What do you love about Maryville High School?

I love the kids—they inspire me to keep learning; I love the legacy of excellence that Maryville is known for; I love the community—if you host an event, they show up to support and help you. I also love the fact that over 40 of my former students now serve in the Maryville City School System. They are my legacy, and sharing in their growth and accomplishments is the greatest tribute that I could ever receive.

What wisdom do you try to pass on to your students?

Empathy and an open-mind are necessities for today’s global citizenry. Approach everything you do in life with passion. Be a lifelong learner. Plan, prepare, and network for success. Be kind. Laugh every day!

What kind of change have you seen over the years?

So many people are afraid of change, and I am not. Whatever new initiative has come along, I’ve volunteered as an early adopter—every single thing. When computers were first introduced into the Maryville school system, teachers in my department were reluctant to take the 5 classroom stations. I said, “I’ll take them,” and soon my students were using them for everything. I told my principal, “don’t ever discount me because of my age or my point in my career.” I hope to be a role model as a lifelong learner.

What keeps you pursuing new challenges?

I am a staunch believer in being a lifelong learner. I try to emulate Michelangelo, who at age 87 said, “I am still learning.” That is why I have pursued my education so relentlessly, and even after 49 years of teaching, I continue to stretch my mind and pursue new teaching strategies to use in the classroom. My summers consist of 3 to 5 workshops or professional development opportunities that renew my passion for learning.

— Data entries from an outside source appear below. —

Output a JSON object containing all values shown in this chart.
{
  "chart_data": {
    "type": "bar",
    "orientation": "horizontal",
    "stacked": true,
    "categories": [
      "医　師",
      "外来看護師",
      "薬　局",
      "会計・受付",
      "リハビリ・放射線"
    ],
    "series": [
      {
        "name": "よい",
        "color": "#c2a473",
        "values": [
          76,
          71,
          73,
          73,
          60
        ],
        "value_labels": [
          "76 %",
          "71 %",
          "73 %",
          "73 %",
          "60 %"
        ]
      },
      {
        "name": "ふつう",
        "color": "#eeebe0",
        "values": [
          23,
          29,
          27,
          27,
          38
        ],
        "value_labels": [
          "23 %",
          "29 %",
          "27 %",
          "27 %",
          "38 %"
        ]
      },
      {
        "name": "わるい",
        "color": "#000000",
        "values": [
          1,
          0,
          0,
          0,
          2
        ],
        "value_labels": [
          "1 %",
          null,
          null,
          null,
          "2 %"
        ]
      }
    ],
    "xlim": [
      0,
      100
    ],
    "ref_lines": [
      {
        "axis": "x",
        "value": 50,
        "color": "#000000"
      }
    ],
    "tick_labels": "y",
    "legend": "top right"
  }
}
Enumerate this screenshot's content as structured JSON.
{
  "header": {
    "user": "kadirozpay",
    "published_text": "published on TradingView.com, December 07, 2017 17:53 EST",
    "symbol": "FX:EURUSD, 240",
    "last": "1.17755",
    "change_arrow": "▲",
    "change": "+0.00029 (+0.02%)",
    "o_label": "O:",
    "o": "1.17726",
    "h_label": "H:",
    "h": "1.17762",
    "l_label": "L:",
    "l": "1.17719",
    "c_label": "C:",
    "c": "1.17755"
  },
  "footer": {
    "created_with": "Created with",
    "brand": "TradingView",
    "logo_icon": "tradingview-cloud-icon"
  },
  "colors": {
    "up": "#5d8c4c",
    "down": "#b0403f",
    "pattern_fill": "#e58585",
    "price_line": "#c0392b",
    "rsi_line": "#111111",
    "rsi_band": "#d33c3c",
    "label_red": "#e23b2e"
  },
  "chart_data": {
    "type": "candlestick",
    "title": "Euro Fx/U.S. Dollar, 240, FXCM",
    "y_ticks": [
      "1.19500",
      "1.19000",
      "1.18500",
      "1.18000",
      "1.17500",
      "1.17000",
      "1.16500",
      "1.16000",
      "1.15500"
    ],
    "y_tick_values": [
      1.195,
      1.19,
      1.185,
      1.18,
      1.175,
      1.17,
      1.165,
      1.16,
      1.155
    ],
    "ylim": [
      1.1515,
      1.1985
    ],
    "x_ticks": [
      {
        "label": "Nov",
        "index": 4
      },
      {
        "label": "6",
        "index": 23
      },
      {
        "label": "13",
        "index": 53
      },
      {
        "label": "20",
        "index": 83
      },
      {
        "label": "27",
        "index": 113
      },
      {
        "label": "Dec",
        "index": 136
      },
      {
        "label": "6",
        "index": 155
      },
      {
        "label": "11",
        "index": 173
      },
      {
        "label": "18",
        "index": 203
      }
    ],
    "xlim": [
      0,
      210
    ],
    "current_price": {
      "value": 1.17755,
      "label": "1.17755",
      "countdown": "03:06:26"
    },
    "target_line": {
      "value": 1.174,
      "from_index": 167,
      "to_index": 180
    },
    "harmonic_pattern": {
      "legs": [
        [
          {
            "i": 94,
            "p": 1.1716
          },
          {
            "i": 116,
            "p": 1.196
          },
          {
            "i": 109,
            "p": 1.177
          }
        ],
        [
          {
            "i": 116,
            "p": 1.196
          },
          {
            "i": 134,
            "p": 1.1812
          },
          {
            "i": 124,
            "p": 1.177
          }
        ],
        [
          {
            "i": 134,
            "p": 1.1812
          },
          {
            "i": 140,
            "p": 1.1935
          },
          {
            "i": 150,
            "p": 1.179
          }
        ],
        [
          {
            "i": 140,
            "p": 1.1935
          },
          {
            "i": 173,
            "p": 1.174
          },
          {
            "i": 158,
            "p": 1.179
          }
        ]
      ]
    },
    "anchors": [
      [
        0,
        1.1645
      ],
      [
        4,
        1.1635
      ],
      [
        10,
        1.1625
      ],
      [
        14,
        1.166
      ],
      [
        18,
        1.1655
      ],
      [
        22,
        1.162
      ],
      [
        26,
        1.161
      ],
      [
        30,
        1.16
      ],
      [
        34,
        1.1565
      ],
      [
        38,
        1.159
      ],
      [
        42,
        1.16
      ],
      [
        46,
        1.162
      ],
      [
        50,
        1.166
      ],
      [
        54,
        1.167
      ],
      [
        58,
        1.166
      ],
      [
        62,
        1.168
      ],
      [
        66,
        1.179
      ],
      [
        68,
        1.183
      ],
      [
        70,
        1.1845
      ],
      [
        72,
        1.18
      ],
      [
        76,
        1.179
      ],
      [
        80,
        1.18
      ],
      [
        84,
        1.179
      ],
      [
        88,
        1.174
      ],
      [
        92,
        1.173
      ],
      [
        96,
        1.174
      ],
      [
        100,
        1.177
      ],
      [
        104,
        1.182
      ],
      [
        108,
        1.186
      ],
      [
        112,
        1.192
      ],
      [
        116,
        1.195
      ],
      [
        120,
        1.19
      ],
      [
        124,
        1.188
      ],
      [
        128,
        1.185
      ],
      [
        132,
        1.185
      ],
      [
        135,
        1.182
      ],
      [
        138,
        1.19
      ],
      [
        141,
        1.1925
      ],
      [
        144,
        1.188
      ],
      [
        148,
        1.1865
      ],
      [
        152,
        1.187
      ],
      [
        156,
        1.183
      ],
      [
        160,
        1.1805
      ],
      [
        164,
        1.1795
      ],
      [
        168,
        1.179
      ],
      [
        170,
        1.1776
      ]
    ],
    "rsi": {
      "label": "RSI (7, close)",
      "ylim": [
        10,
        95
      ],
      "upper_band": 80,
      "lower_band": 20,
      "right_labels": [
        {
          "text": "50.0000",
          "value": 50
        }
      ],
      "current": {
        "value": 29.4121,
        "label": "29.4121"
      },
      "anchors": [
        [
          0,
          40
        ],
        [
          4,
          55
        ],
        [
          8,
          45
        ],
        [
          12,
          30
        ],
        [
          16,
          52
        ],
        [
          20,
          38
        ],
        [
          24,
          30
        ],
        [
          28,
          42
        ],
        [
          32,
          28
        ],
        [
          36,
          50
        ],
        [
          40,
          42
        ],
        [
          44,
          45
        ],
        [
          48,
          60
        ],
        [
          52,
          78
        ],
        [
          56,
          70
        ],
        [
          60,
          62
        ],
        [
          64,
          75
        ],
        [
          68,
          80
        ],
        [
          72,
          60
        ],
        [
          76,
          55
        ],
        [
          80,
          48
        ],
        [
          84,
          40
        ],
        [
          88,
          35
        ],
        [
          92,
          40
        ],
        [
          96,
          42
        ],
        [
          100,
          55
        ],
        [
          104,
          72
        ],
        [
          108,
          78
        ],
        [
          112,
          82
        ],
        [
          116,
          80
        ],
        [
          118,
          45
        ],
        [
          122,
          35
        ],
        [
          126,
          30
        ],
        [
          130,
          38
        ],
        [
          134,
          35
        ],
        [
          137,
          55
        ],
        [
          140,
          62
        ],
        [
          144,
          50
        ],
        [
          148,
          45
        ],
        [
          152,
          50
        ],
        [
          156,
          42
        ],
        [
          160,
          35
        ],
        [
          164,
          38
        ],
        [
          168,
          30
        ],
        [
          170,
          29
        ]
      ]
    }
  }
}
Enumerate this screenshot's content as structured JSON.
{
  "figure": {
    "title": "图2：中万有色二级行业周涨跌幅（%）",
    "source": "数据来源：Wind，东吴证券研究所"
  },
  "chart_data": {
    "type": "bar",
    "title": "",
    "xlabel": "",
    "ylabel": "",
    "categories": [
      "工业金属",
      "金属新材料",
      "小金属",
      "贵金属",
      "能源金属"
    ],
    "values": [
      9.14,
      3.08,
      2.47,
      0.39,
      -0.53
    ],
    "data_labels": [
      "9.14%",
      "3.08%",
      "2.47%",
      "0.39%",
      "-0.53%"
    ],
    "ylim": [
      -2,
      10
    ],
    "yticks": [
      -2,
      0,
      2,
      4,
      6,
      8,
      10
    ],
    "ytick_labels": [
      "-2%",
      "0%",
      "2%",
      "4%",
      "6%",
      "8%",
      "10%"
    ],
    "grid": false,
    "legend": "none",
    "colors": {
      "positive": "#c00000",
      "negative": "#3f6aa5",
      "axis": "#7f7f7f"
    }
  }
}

You’ve worked with many different leaders, and you’re a leader yourself. What do you think are the most important leadership qualities?

I’ve learned along the way that you have to listen to people. I used to say, “All right, this is what we need to do.”  Now, I always end my suggestions with “What do you think?” As a leader, you have to include people in the conversation. You also have to be a good role model. How can you ask people to follow you unless you have spent time in the trenches?  Taking the time to reflect on your teaching, your meetings, your projects, and your actions is the key to success. Decide what went well and what could be improved for the future, and get feedback from others whenever possible.

What do you say to people who ask you why you haven’t retired?

I say, “As long as I have my mind, my body, and my passion for teaching, I want to keep teaching. I believe that I still have the energy, the enthusiasm, and the vision to affect the success of public schools. Teaching is not merely a vocation for me, but a way of life.”

You’ve won countless awards and recognition for your work as an educator. Which ones are most meaningful to you?

Two awards have forever touched my life—The Disney American Teacher Award and The National Teachers Hall of Fame. These are so special because of the people involved. I love that part of it—it’s less about the award you received and more about the people you met. I still network with the other recipients—they are my extended family.

What would you say to someone considering a career in teaching?

Number one: You have to love kids. Number two: You have to be willing to change and adapt with the times. You cannot stay hung up in the past. Number three: You have to be willing to collaborate and work with other people. My best teaching has been team teaching with a U.S. History teacher (Mark White) for the past 20 years. I think teaching is the best job in the world. You’re going to touch so many lives, and your life is going to be touched in many ways. You have the opportunity to shape the world.